Mais le plus préoccupant pour nous touche au cadre légal des dispositifs médicaux qui sont, dans leur totalité, purement et simplement exclus du champ de la visite médicale collective.
Nous ne prétendons pas que la visite médicale collective était une panacée pour sécuriser l’usage des dispositifs médicaux. Nous soutenons simplement que, d’une part, elle aurait pu représenter une garantie non négligeable et que, d’autre part, il nous faudra mettre en place un véritable cadre législatif pour le dispositif médical, comme il y en a un pour le médicament.
En revanche, monsieur le rapporteur, je serai plus mesuré concernant l’action de groupe.
Certes, une action de groupe doit d’urgence être mise en place, en particulier pour être accessible aux victimes d’accidents médicamenteux. Mais il serait de loin préférable qu’il s’agisse d’une action de groupe générale et non sectorielle. Ne saucissonnons pas le débat. Le projet de loi sur les droits des consommateurs devrait nous fournir très prochainement l’occasion d’en traiter.

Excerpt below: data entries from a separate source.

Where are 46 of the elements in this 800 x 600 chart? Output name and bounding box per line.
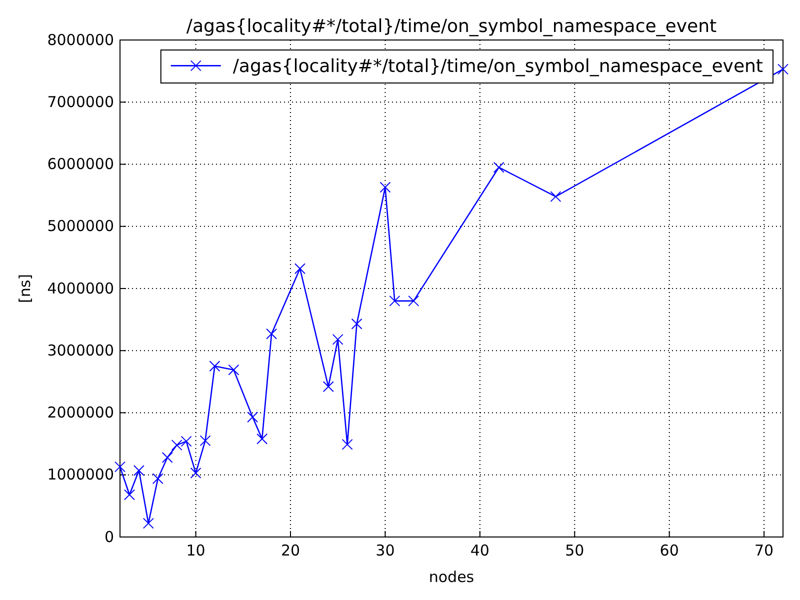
point bbox=[124, 489, 135, 500]
x-tick-label: 70 bbox=[754, 542, 774, 560]
y-tick-label: 8000000 bbox=[47, 30, 114, 49]
y-tick-label: 3000000 bbox=[47, 341, 114, 360]
y-tick-label: 2000000 bbox=[47, 404, 114, 422]
point bbox=[380, 182, 391, 193]
point bbox=[200, 435, 211, 446]
y-tick-label: 6000000 bbox=[47, 155, 114, 174]
point bbox=[162, 452, 173, 463]
y-tick-label: 0 bbox=[104, 528, 114, 546]
point bbox=[408, 295, 420, 306]
y-tick-label: 5000000 bbox=[47, 217, 114, 236]
point bbox=[190, 468, 202, 479]
chart-title: /agas{locality#*/total}/time/on_symbol_namespace_event bbox=[186, 16, 717, 37]
point bbox=[778, 64, 788, 75]
x-tick-label: 20 bbox=[280, 542, 300, 560]
point bbox=[133, 465, 144, 476]
point bbox=[152, 473, 164, 484]
x-tick-label: 60 bbox=[660, 542, 679, 560]
point bbox=[114, 461, 126, 472]
point bbox=[342, 438, 353, 450]
point bbox=[493, 162, 504, 173]
x-tick-label: 50 bbox=[565, 542, 584, 560]
point bbox=[332, 334, 344, 345]
x-tick-label: 10 bbox=[186, 542, 206, 560]
point bbox=[180, 436, 192, 447]
point bbox=[209, 360, 220, 372]
y-tick-label: 1000000 bbox=[47, 466, 114, 484]
point bbox=[322, 381, 334, 392]
x-axis-title: nodes bbox=[428, 568, 474, 586]
point bbox=[351, 318, 362, 330]
point bbox=[389, 295, 400, 306]
y-tick-label: 4000000 bbox=[47, 279, 114, 298]
point bbox=[550, 191, 562, 202]
x-tick-label: 40 bbox=[470, 542, 490, 560]
point bbox=[228, 364, 240, 376]
point bbox=[294, 263, 306, 274]
point bbox=[247, 412, 258, 423]
point bbox=[266, 328, 278, 340]
x-tick-label: 30 bbox=[376, 542, 395, 560]
legend-label: /agas{locality#*/total}/time/on_symbol_namespace_event bbox=[232, 56, 763, 77]
point bbox=[256, 433, 268, 444]
point bbox=[171, 440, 182, 451]
point bbox=[142, 518, 154, 529]
y-axis-title: [ns] bbox=[16, 274, 34, 304]
y-tick-label: 7000000 bbox=[47, 92, 114, 111]
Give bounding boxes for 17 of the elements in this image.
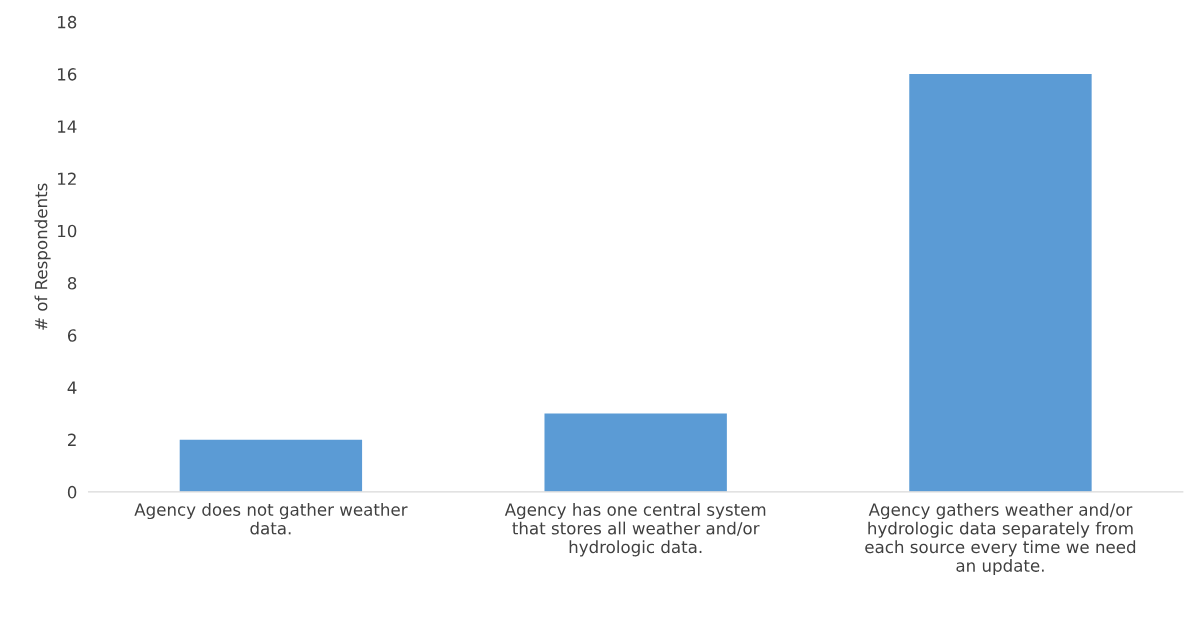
bar bbox=[179, 439, 363, 492]
y-tick-label: 2 bbox=[68, 433, 76, 446]
bar bbox=[544, 413, 727, 492]
x-tick-label: Agency gathers weather and/or hydrologic data separately from each source every time we need an update. bbox=[865, 502, 1136, 576]
bar bbox=[909, 74, 1092, 492]
y-tick-label: 14 bbox=[58, 120, 77, 133]
y-tick-label: 18 bbox=[58, 15, 77, 29]
y-tick-label: 10 bbox=[58, 224, 77, 238]
x-tick-label: Agency does not gather weather data. bbox=[134, 502, 408, 535]
y-axis-title: # of Respondents bbox=[34, 183, 51, 330]
y-tick-label: 16 bbox=[58, 68, 77, 81]
x-tick-label: Agency has one central system that stores all weather and/or hydrologic data. bbox=[504, 502, 766, 557]
y-tick-label: 0 bbox=[67, 485, 77, 499]
y-tick-label: 8 bbox=[67, 276, 77, 290]
y-tick-label: 12 bbox=[58, 172, 76, 185]
y-tick-label: 4 bbox=[67, 381, 77, 394]
y-tick-label: 6 bbox=[67, 329, 77, 342]
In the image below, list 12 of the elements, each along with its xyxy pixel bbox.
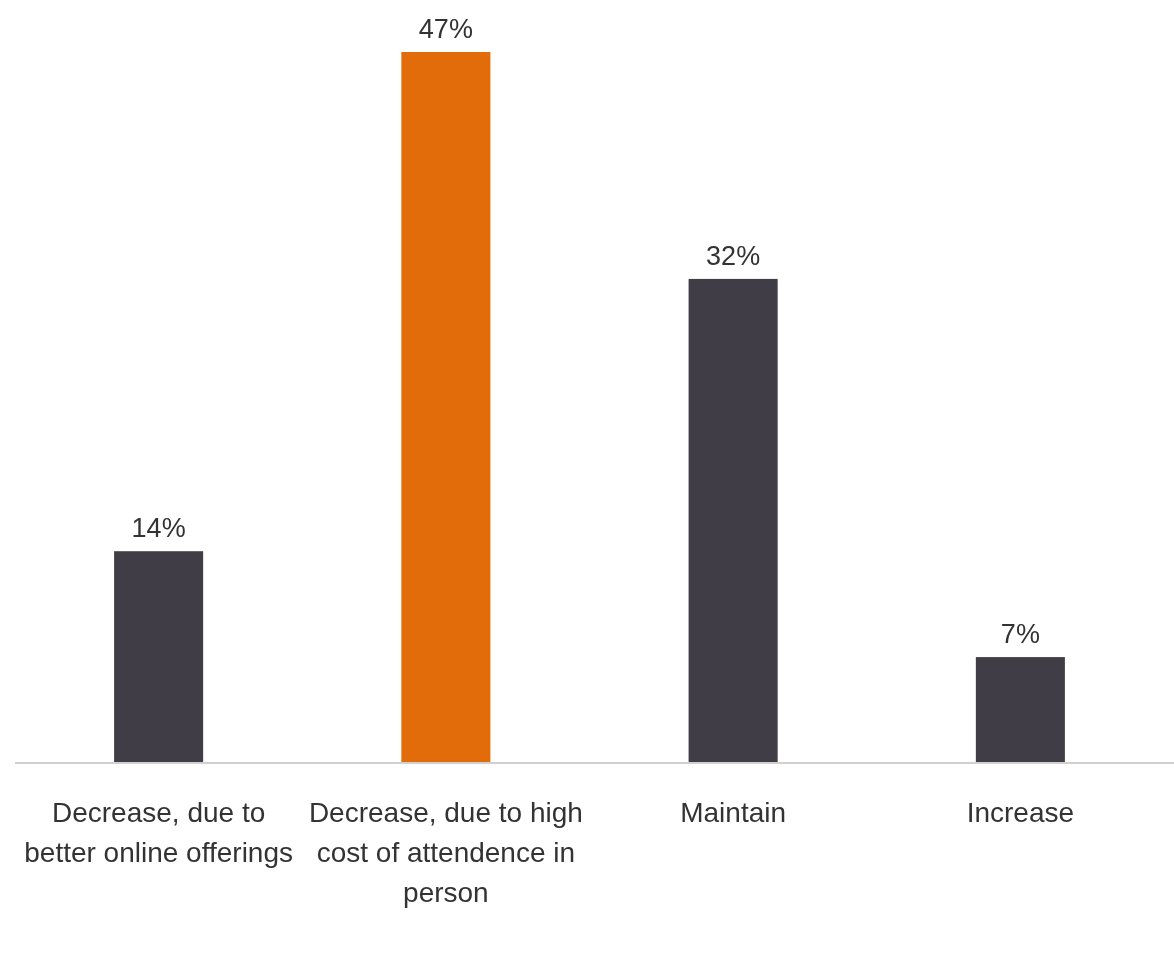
data-label: 14%	[131, 513, 186, 544]
x-tick-label: Decrease, due to high cost of attendence in person	[308, 797, 583, 908]
x-tick-label: Decrease, due to better online offerings	[24, 797, 294, 868]
bar	[114, 551, 204, 763]
data-label: 7%	[1000, 619, 1040, 650]
x-tick-label: Increase	[966, 797, 1075, 828]
x-tick-label: Maintain	[680, 797, 787, 828]
data-label: 32%	[706, 240, 761, 271]
bar	[401, 52, 491, 763]
bar	[688, 278, 778, 763]
data-label: 47%	[418, 14, 473, 44]
bar	[975, 657, 1065, 763]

En conclusion, je dirai que, constatant l’impossibilité de parvenir à un accord, nous jugeons sage et responsable la décision de notre rapporteur de déposer une motion tendant à opposer la question préalable sur le présent projet. Le Sénat n’a pas de temps à perdre si cet examen est voué à demeurer platonique.
Nous regrettons une nouvelle fois le jeu politicien, d’où qu’il vienne. C’est la raison pour laquelle le groupe UCR ne prendra pas part au vote sur la question préalable. (Applaudissements sur les travées de l’UCR.)
M. le président. La parole est à Mme Aline Archimbaud.
Mme Aline Archimbaud. Monsieur le président, monsieur le ministre, madame la présidente de la commission, mes chers collègues, je voudrais tout d’abord remercier notre collègue rapporteur Bernard Cazeau du travail considérable qu’il a fourni, avec son équipe, sur ce texte. Je ne reprendrai pas tous les arguments qu’il vient de développer, mais sachez que je les fais miens sans réserve.
Je sais également gré à tous mes collègues de la commission des affaires sociales pour la qualité des échanges que nous avons su maintenir tout au long de l’examen de ce projet de loi, et ce en dépit de délais extrêmement serrés.
Je suis par ailleurs reconnaissante à tous les groupes de la majorité sénatoriale pour la solidarité dont ils ont fait preuve lorsqu’il a fallu se mobiliser pour défendre certains amendements.
Enfin, je tenais à saluer les services de la commission, qui se sont mobilisés pour nous permettre de travailler aussi sérieusement que possible. Sachons rendre hommage à leur travail minutieux et attentif, même s’il s’opère par définition dans l’ombre.
Au nom de tout ce travail accompli au Sénat, je voulais vous faire part, monsieur le ministre, de ma tristesse, pour ne pas dire de ma colère.
Création de la possibilité légale de mener des actions de groupe, publicité des déclarations d’intérêt, amendes à la fois plus justes et plus dissuasives pour les laboratoires pharmaceutiques puisque proportionnelles à leur chiffre d’affaires, engagement d’une réflexion sur la profession de visiteur médical et sur la formation initiale et continue des médecins : voilà ce que le Sénat proposait. Monsieur le ministre, vous ne pouvez pas nier que les avancées obtenues ici même, voilà quelques semaines, allaient dans le bon sens : le sens du desserrement des liens d’intérêt entre laboratoires médicaux et prise de décision publique ; le sens du droit des victimes d’accidents médicamenteux; le sens de la sécurité sanitaire et le sens de l’intérêt général.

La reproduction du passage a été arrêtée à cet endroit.